Les gouvernements minoritaires et les coalitions sont dangereux pour le pays, juge le chef conservateur Stephen Harper. Dans l'espoir de convaincre les électeurs de donner un mandat majoritaire à son parti, M. Harper semble avoir trouvé une nouvelle cible.

Hugo de Grandpré LA PRESSE

«Cette série de gouvernements minoritaires devient à mon avis dangereuse pour le pays, a-t-il déclaré devant quelques centaines de partisans. Ces élections doivent mettre un terme à cette incertitude politique et se concentrer sur la sécurité du Canada.»

Jusqu'ici, ses attaques s'étaient surtout concentrées sur ce qu'il désigne comme étant la «coalition» formée par les autres partis: le Bloc québécois, le NPD et le Parti libéral, qui ont déclenché des élections «inutiles».

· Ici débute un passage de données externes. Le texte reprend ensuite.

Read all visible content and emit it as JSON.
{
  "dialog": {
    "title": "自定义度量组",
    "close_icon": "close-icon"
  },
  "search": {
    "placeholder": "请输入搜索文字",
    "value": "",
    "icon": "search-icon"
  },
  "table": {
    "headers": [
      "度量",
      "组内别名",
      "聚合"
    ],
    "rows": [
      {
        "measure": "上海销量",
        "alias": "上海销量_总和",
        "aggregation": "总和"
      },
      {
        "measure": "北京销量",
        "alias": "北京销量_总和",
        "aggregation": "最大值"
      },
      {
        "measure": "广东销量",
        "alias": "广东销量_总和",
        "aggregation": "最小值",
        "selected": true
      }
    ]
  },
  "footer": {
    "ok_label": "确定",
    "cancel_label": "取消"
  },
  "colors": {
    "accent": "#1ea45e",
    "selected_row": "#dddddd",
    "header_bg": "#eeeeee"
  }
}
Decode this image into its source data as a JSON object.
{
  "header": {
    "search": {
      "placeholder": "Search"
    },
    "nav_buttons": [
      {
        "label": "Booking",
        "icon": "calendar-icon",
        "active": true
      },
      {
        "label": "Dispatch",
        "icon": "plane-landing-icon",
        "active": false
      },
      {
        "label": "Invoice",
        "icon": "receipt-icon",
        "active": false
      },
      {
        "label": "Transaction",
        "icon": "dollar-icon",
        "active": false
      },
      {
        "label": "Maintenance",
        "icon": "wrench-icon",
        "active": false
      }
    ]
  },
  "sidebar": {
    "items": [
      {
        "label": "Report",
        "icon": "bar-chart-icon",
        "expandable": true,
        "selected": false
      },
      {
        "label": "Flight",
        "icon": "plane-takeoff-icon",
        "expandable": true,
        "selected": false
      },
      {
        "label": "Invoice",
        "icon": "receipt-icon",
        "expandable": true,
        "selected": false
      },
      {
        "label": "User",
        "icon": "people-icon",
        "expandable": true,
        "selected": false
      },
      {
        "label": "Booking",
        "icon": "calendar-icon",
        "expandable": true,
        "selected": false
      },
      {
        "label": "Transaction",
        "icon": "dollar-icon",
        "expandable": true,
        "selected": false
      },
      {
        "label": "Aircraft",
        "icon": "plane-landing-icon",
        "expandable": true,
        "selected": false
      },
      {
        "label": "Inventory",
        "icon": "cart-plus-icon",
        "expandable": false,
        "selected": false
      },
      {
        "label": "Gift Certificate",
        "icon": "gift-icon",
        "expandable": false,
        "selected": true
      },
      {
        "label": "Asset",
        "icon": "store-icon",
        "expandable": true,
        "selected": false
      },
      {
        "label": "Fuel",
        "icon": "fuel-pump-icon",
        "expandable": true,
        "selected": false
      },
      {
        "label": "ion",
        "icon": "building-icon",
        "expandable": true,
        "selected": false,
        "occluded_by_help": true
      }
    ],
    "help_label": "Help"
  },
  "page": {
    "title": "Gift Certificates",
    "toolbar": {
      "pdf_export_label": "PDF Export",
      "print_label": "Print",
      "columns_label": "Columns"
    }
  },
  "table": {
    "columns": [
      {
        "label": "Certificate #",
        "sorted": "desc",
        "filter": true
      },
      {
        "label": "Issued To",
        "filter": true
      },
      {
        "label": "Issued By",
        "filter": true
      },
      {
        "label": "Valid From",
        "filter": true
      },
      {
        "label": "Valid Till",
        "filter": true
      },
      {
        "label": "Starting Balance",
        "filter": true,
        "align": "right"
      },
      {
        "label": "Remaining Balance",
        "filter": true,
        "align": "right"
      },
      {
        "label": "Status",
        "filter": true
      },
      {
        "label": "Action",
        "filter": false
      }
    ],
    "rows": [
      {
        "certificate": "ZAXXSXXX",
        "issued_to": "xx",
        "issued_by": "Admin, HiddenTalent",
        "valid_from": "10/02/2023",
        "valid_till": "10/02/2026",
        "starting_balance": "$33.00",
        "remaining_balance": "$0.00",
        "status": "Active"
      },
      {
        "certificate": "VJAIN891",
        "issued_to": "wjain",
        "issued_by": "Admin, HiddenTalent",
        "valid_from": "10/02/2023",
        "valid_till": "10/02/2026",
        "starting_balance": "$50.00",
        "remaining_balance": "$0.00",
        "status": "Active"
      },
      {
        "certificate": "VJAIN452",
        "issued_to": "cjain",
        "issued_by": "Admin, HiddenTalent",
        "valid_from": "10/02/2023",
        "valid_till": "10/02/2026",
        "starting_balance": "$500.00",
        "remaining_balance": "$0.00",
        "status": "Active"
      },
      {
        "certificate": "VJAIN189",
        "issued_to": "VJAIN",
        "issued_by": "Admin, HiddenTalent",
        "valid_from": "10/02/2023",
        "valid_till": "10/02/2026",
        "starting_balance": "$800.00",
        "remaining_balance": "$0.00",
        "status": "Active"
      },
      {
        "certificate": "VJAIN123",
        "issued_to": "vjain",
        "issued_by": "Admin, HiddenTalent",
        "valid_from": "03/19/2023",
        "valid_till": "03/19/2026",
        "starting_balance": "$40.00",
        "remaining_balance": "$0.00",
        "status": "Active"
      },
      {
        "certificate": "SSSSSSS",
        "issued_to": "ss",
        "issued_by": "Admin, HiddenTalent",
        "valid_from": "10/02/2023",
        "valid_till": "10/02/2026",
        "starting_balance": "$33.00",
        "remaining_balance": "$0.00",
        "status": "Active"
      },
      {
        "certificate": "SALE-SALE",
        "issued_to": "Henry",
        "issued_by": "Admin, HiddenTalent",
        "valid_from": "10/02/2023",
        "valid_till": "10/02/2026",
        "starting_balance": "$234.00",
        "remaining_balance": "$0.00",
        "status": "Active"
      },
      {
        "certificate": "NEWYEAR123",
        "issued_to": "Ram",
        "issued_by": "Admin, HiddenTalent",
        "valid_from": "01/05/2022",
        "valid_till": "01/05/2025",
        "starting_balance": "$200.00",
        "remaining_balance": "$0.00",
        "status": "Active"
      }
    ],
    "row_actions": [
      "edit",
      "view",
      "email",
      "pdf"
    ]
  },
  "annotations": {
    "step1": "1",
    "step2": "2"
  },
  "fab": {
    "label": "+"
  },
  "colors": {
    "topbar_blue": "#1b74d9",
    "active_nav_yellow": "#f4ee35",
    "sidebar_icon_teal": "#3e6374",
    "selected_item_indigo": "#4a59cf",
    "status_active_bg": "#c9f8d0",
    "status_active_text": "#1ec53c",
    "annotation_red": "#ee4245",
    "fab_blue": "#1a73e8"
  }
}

Par exemple, en réaction à la plateforme libérale, dimanche, il a affirmé que cette coalition replongerait le pays dans une récession. «Au moment où tout le monde cherche de la stabilité, l'opposition, elle, cherche à créer de l'instabilité politique ici», a-t-il aussi dénoncé lors d'un discours à Québec, en début de campagne.

Ainsi, dans chacun de ses discours, il met l'électorat en garde: sans un gouvernement conservateur majoritaire, la «coalition» prendra le pouvoir. Il lance ces accusations malgré le fait que le chef libéral, Michael Ignatieff, a écarté une telle option dès le premier jour de la campagne.

Or, la lassitude d'une tranche de l'électorat face à des élections à répétition au Canada depuis 2004 semble lui avoir donné de nouvelles munitions. «Beaucoup de gens nous font part de leur mécontentement», a confié un stratège de M. Harper, lundi matin.

Déjà, le premier ministre avait évoqué cet argument la semaine dernière, au Nouveau-Brunswick, en parlant de son intention de mettre un terme aux subventions gouvernementales des partis politiques. Il avait alors affirmé que cette aide gouvernementale était responsable des quatre élections successives au Canada depuis sept ans.

Dans son discours à Guelph, lundi, il a cette fois-ci lié ce thème des élections à répétition à un autre de ses thèmes de prédilections: celui de la sécurité et de la stabilité économique.

«La reprise économique mondiale demeure fragile. Oui, le Canada s'en tire relativement bien. Mais une mer de difficultés secoue nos côtes», a-t-il martelé, reprenant une formule qu'il utilise à chacun de ses discours.

«Vous pouvez le lire et le voir à chaque jour aux nouvelles: désastre dans le Pacifique. Chaos au Moyen-Orient. Crise d'endettement en Europe. Défis sérieux au sud de notre frontière...»

«Ce pays, le Canada, est ce que le monde a le plus près d'un îlot de stabilité et de sécurité.»

Le gouvernement Harper a été renversé par les partis de l'opposition il y a dix jours par une motion de censure. Cette motion décrétait qu'il s'était rendu coupable d'outrage au Parlement. S'appuyant sur une décision du président de la Chambre des communes, le Bloc québécois, le Parti libéral et le NPD reprochaient aux troupes de Stephen Harper d'avoir omis de leur divulguer de l'information financière relative à ses politiques. Selon eux, le manque d'information fournies par le gouvernement les empêchait de faire leur travail d'élus.

Plus tôt dans la journée, M. Harper a indiqué qu'avec un gouvernement majoritaire ou minoritaire, l'ordre du jour de son parti demeurerait le même.